Katrin Seddig: 2020 bekam sie den Hubert-Fichte-Preis
Wahrscheinlich war noch keine mit roten Cordhosen dabei, aber alte Leute traten schon im Verlaufe der Handlung auf, fast immer. Das ist auch in „Nadine“ so, dem sechsten Roman Seddigs. Einer Autorin, der die Jury anlässlich der Verleihung des Hubert-Fichte-Preises vor zwei Jahren attestierte, sie verstehe es, „die Verletzungen und Bedürfnisse ihrer Figuren auf eine Weise freizulegen, die grausam und gütig, komisch und wahrhaftig zugleich ist – und ihnen dabei ihre Würde zu lassen“.
Verletzungen, Beschädigungen, Prägungen: Darum geht es auch in „Nadine“. Die Titelfigur, knapp über 50, steckt in einer familiären Klammer, die sie schmerzhaft mit dem Thema Vergänglichkeit konfrontiert. Beidem begegnet sie schroff, der Verlust ist in ihr eingekapselt: dem Selbstmord ihrer Tochter Mizzi, dem Dahinsiechen ihres sterbenskranken Vaters. „Nadine“ ist, typisch Seddig, ein Roman über disharmonische Familienverhältnisse.

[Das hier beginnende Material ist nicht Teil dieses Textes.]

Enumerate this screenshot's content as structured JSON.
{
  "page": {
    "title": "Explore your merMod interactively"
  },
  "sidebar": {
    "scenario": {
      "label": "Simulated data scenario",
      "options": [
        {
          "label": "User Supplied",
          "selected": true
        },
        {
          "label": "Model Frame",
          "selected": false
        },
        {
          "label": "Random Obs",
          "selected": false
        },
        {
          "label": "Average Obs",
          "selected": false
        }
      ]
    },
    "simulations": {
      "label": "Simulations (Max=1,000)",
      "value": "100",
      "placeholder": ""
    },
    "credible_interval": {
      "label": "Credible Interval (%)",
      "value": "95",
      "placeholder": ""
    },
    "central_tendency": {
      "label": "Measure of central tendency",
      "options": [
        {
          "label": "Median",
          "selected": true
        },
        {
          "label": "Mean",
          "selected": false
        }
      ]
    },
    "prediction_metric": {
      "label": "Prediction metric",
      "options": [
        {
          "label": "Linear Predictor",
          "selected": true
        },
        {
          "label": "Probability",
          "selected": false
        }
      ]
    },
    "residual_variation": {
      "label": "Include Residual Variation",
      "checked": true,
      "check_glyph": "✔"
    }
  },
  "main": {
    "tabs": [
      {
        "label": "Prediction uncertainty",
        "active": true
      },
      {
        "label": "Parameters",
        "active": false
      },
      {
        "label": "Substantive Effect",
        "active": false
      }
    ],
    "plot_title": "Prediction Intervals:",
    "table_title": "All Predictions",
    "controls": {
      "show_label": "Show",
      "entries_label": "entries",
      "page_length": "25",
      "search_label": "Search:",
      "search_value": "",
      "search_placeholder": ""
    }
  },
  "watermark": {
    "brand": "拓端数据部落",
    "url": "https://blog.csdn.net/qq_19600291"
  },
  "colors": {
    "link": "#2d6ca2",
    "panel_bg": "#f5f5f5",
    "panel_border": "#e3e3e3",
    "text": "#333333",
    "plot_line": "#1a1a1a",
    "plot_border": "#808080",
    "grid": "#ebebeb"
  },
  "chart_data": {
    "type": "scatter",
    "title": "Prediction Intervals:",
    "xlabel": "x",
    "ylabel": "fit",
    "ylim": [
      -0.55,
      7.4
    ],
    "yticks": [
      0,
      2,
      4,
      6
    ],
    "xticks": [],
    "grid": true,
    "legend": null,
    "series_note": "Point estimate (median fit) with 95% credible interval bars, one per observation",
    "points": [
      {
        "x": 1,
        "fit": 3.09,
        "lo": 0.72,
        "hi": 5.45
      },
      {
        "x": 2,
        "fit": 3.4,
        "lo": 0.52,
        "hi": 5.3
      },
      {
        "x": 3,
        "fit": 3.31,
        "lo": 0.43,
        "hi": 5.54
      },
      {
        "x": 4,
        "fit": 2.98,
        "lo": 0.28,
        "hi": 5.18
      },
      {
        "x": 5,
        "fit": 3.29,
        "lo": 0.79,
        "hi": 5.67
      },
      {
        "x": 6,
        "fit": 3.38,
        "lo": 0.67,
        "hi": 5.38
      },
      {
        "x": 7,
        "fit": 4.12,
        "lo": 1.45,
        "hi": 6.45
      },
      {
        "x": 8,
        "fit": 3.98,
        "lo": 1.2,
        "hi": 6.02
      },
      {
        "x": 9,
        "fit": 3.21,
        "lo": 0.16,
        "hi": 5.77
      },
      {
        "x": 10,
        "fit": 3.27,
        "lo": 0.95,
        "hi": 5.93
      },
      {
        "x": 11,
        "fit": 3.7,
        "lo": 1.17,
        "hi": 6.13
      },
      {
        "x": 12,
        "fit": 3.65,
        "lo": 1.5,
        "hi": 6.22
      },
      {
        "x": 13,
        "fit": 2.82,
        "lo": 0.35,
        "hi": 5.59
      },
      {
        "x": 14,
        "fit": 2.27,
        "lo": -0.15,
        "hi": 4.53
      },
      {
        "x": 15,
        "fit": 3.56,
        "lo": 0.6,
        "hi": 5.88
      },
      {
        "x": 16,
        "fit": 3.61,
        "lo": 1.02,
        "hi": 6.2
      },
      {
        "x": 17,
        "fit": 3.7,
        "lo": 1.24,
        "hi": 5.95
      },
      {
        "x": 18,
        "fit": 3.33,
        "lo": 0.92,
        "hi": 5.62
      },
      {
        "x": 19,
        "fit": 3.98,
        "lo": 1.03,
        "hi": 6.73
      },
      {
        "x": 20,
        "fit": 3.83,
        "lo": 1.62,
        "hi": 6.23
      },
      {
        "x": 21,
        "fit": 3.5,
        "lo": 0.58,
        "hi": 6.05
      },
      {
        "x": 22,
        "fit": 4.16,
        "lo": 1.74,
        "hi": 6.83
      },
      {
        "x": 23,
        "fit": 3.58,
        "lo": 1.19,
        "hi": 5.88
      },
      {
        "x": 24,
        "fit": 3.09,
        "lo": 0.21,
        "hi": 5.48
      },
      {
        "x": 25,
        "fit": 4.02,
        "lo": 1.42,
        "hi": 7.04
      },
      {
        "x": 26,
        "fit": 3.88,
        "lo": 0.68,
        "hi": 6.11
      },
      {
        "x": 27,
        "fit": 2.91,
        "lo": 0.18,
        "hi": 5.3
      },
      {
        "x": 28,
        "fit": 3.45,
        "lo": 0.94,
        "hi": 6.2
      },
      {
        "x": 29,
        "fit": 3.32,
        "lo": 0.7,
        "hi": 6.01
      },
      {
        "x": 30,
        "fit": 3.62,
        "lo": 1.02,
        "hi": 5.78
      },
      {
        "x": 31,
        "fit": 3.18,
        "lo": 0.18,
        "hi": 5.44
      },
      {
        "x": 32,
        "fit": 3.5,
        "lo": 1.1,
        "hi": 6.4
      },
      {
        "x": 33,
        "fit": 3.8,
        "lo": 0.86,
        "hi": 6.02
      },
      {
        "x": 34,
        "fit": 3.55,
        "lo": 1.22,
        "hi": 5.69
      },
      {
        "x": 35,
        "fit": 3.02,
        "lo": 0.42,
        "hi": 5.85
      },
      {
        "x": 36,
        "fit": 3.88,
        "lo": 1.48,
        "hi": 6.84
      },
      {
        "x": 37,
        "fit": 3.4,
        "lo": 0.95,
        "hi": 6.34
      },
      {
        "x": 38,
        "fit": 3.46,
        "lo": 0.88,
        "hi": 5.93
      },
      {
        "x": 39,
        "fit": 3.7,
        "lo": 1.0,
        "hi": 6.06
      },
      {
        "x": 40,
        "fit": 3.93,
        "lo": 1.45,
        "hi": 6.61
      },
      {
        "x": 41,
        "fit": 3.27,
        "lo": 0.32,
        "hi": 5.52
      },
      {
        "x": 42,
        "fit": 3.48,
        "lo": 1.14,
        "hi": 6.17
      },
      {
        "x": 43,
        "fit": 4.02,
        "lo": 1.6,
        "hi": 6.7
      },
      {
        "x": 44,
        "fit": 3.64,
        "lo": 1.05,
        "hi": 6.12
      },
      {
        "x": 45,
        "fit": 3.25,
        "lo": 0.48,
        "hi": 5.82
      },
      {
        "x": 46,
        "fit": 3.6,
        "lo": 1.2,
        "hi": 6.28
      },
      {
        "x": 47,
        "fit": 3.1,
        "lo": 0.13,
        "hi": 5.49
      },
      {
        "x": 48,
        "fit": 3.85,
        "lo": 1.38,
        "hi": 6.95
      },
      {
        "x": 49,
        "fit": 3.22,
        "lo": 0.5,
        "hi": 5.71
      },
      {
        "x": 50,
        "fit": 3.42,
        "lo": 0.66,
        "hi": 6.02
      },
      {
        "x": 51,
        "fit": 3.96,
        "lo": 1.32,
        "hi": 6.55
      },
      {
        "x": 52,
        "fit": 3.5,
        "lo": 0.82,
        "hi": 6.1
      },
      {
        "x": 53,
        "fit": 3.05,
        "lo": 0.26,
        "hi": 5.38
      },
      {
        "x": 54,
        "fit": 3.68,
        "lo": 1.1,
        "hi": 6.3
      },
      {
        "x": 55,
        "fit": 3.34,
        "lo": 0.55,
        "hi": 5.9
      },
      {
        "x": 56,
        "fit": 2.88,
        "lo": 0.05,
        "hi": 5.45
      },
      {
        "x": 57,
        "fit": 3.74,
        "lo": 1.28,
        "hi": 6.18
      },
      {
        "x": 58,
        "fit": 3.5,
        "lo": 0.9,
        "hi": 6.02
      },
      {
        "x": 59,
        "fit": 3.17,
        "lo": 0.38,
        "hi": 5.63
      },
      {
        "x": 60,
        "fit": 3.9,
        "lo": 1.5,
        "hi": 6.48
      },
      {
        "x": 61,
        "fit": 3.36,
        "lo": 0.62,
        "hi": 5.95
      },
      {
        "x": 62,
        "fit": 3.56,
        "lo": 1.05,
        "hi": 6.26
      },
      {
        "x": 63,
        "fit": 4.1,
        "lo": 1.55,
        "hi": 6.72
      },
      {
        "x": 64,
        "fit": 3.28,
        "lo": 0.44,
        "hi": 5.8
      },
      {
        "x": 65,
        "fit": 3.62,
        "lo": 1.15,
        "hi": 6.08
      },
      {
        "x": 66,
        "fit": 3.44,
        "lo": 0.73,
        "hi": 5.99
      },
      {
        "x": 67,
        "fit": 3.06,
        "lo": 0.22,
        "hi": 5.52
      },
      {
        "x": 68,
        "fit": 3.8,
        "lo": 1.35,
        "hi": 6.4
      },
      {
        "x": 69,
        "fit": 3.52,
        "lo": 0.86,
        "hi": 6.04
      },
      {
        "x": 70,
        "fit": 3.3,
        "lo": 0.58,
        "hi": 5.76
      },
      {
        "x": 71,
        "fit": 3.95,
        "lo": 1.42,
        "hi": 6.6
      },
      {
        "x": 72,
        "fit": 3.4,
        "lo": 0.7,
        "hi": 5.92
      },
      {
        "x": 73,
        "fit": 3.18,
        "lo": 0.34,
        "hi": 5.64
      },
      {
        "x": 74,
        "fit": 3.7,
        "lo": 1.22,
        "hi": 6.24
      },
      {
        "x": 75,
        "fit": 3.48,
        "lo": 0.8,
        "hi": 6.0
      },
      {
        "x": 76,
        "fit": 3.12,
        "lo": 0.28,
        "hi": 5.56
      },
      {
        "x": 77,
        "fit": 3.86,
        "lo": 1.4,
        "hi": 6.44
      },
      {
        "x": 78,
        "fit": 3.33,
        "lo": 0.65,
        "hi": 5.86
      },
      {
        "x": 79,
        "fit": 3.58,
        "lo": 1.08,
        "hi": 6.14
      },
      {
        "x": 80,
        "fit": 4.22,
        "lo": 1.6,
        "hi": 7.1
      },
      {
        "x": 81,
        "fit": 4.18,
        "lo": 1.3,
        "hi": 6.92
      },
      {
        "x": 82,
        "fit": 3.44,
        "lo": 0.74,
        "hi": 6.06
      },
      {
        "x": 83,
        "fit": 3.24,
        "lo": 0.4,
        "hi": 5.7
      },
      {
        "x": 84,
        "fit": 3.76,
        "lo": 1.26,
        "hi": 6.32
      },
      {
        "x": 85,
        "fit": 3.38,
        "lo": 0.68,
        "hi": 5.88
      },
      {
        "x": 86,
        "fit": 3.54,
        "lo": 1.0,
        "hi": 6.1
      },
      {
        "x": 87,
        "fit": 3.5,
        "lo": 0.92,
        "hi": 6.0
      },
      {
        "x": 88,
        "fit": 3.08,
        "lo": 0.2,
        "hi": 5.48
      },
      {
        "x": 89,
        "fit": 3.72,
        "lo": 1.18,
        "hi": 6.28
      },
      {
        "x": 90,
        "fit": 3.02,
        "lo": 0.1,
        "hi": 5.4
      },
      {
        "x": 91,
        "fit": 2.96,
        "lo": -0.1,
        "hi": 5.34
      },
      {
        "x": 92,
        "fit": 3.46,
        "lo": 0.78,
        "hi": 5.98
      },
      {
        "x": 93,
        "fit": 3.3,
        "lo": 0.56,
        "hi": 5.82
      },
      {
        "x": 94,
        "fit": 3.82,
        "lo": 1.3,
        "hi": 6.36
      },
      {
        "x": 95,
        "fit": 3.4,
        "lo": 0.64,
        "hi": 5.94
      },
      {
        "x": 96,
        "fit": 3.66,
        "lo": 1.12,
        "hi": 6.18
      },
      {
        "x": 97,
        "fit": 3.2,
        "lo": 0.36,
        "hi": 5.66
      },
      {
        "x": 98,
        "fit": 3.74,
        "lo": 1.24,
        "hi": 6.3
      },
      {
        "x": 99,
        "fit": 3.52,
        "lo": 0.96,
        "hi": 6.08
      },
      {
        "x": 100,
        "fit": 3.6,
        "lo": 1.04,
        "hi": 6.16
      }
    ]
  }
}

An diesem Tag treffen wir uns mit ihr, um über Nadine zu sprechen. Beziehungsweise vor allem über Nadine, diese Figur, die einem so nicht allzu oft begegnet in der Gegenwartsliteratur. Über Nadine zu reden, heißt über Gewalt zu reden, denn wenn Nadine nicht weiterweiß, dann schlägt sie zu. In ihrer Kindheit und später als Erwachsene. Ist ihr Vater an Nadines mangelnder Impulskontrolle, an ihrem Unglück schuld? „Ihr Vater tut mir leid“, sagt Seddig, „es ist nicht so, dass er sich nicht bemüht, aber er, der vaterlos aufwuchs, weiß nicht, wie das Vatersein geht“.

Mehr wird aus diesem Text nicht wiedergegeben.